Westwood is now a neighborhood that real estate agents and tourist boards call "eclectic" and "diverse." In normal speak, that means it's a bit run down and black people live here. Many of the old-money mansions have been chopped up into multi-family housing. Some people let their yards grow shaggy and unkempt, which would have been unheard of 20 years ago. Young couples move in, attracted by the low-priced housing, and move to the burbs as soon as their children reach school age, making it difficult for neighborhood roots to establish themselves and grow.
We knew all this when we bought our house. And we bought it anyway. Because it was beautiful. And it had that famous tree. And the guy who was looking at it, at the same time we were, was wondering aloud where he could put his hot tub. And because I'm still naive enough to think that diversity is a good thing, not a reason to flee to The Stables at Coventrydale Glen.
So here we are, and here we've been since December of '02. And so far, "eclectic" is not bad. We have one set of neighbors who play their music too loud on a regular basis, which has become a real problem this summer. It sounds minor, but it isn't. When you're lying in bed at night, gasping for those last few molecules of oxygen that haven't yet bonded with hydrogen to form what we in tropical Cincinnati like to call "a moderate climate" (though most folks just call it humidity), you don't want to hear somebody's bass booster thumping so loudly that it's altering the rhythm of your heartbeat. And you can't shut the windows, because you would die. Not figuratively die, as in "be uncomfortabley hot" but literally die, as in "cease to live." It gets that hot in Cincinnati, and we don't have AC.
Our neighbors to the left call the police on the neighbors across the street when the music gets too loud. I understand their frustration, and I don't think less of them for it. But I don't follow suit. This is Cincinnati, and the police are busy. Plus we don't need the tension---we've already got plenty. Riots
So I walk across the street and ask the neighbors to turn their music down. They do, every time. I appreciate that, but I'd appreciate it more if they didn't turn it up in the first place. I'm sure they'd appreciate it if I didn't bug them about it on a regular basis. So I guess we're even.
And when I walk back across the street to my lovely house, in the now-quiet night, I think "This is it? This is what people are afraid of? This is why our house was so cheap? This is why people raise their eyebrows when we say we live in Westwood?" And I feel a little bit sad about the state of Westwood, of Cincinnati, of our country in general, where people are more comfortable calling the police than talking to their neighbors. And I feel a little bit worried that loud music will lead to loud parties, and drugs, and genuinely scary neighbors. It makes me uneasy to think these thoughts as I stand on the front walk and look up at our house, where the people I love are sleeping, safely today but maybe not tomorrow.

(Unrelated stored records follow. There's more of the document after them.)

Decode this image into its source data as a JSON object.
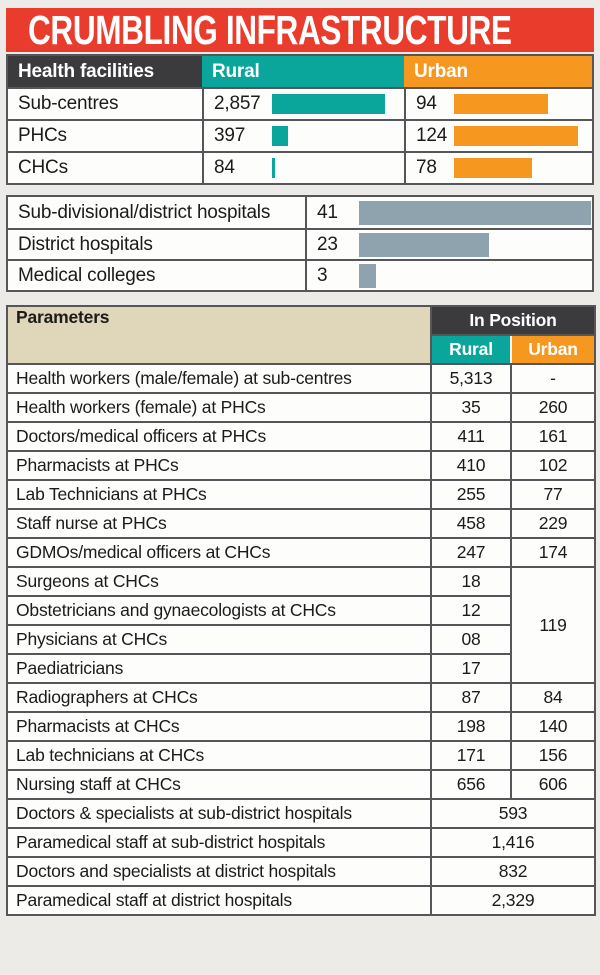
{
  "title": "CRUMBLING INFRASTRUCTURE",
  "colors": {
    "title_bg": "#ea3c2d",
    "header_dark": "#3b3b3d",
    "rural_teal": "#0ba69b",
    "urban_orange": "#f6981f",
    "parameters_beige": "#e0d6ba",
    "hospital_bar_gray": "#8fa3ae"
  },
  "facilities_table": {
    "col_label": "Health facilities",
    "col_rural": "Rural",
    "col_urban": "Urban",
    "rows": [
      {
        "label": "Sub-centres",
        "rural": "2,857",
        "urban": "94"
      },
      {
        "label": "PHCs",
        "rural": "397",
        "urban": "124"
      },
      {
        "label": "CHCs",
        "rural": "84",
        "urban": "78"
      }
    ]
  },
  "hospitals_table": {
    "rows": [
      {
        "label": "Sub-divisional/district hospitals",
        "value": "41"
      },
      {
        "label": "District hospitals",
        "value": "23"
      },
      {
        "label": "Medical colleges",
        "value": "3"
      }
    ]
  },
  "parameters_table": {
    "title": "Parameters",
    "group_header": "In Position",
    "col_rural": "Rural",
    "col_urban": "Urban",
    "rows": [
      {
        "label": "Health workers (male/female) at sub-centres",
        "rural": "5,313",
        "urban": "-"
      },
      {
        "label": "Health workers (female) at PHCs",
        "rural": "35",
        "urban": "260"
      },
      {
        "label": "Doctors/medical officers at PHCs",
        "rural": "411",
        "urban": "161"
      },
      {
        "label": "Pharmacists at PHCs",
        "rural": "410",
        "urban": "102"
      },
      {
        "label": "Lab Technicians at PHCs",
        "rural": "255",
        "urban": "77"
      },
      {
        "label": "Staff nurse at PHCs",
        "rural": "458",
        "urban": "229"
      },
      {
        "label": "GDMOs/medical officers at CHCs",
        "rural": "247",
        "urban": "174"
      },
      {
        "label": "Surgeons at CHCs",
        "rural": "18",
        "urban": "119"
      },
      {
        "label": "Obstetricians and gynaecologists at CHCs",
        "rural": "12"
      },
      {
        "label": "Physicians at CHCs",
        "rural": "08"
      },
      {
        "label": "Paediatricians",
        "rural": "17"
      },
      {
        "label": "Radiographers at CHCs",
        "rural": "87",
        "urban": "84"
      },
      {
        "label": "Pharmacists at CHCs",
        "rural": "198",
        "urban": "140"
      },
      {
        "label": "Lab technicians at CHCs",
        "rural": "171",
        "urban": "156"
      },
      {
        "label": "Nursing staff at CHCs",
        "rural": "656",
        "urban": "606"
      },
      {
        "label": "Doctors & specialists at sub-district hospitals",
        "value": "593"
      },
      {
        "label": "Paramedical staff at sub-district hospitals",
        "value": "1,416"
      },
      {
        "label": "Doctors and specialists at district hospitals",
        "value": "832"
      },
      {
        "label": "Paramedical staff at district hospitals",
        "value": "2,329"
      }
    ]
  },
  "chart_data": [
    {
      "type": "bar",
      "title": "Health facilities",
      "categories": [
        "Sub-centres",
        "PHCs",
        "CHCs"
      ],
      "series": [
        {
          "name": "Rural",
          "values": [
            2857,
            397,
            84
          ]
        },
        {
          "name": "Urban",
          "values": [
            94,
            124,
            78
          ]
        }
      ],
      "layout": "horizontal bars inline in table rows, rural and urban drawn on independent scales"
    },
    {
      "type": "bar",
      "title": "Hospitals",
      "categories": [
        "Sub-divisional/district hospitals",
        "District hospitals",
        "Medical colleges"
      ],
      "values": [
        41,
        23,
        3
      ],
      "layout": "horizontal gray bars inline in table rows"
    },
    {
      "type": "table",
      "title": "Parameters — In Position",
      "columns": [
        "Parameter",
        "Rural",
        "Urban"
      ],
      "notes": "Urban value 119 is merged across Surgeons, Obstetricians, Physicians and Paediatricians rows; last four rows have a single merged value across Rural and Urban"
    }
  ]
}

So I go inside, not knowing anything about the future except that I'll be making another trip across the street in a week or so, politely asking the neighbors to turn down their music. And they'll politely apologize and hit the "down" button on the volume control. And I think, at least that's something. At least there's some hope in that.
And at least we get along better than the lawn geese.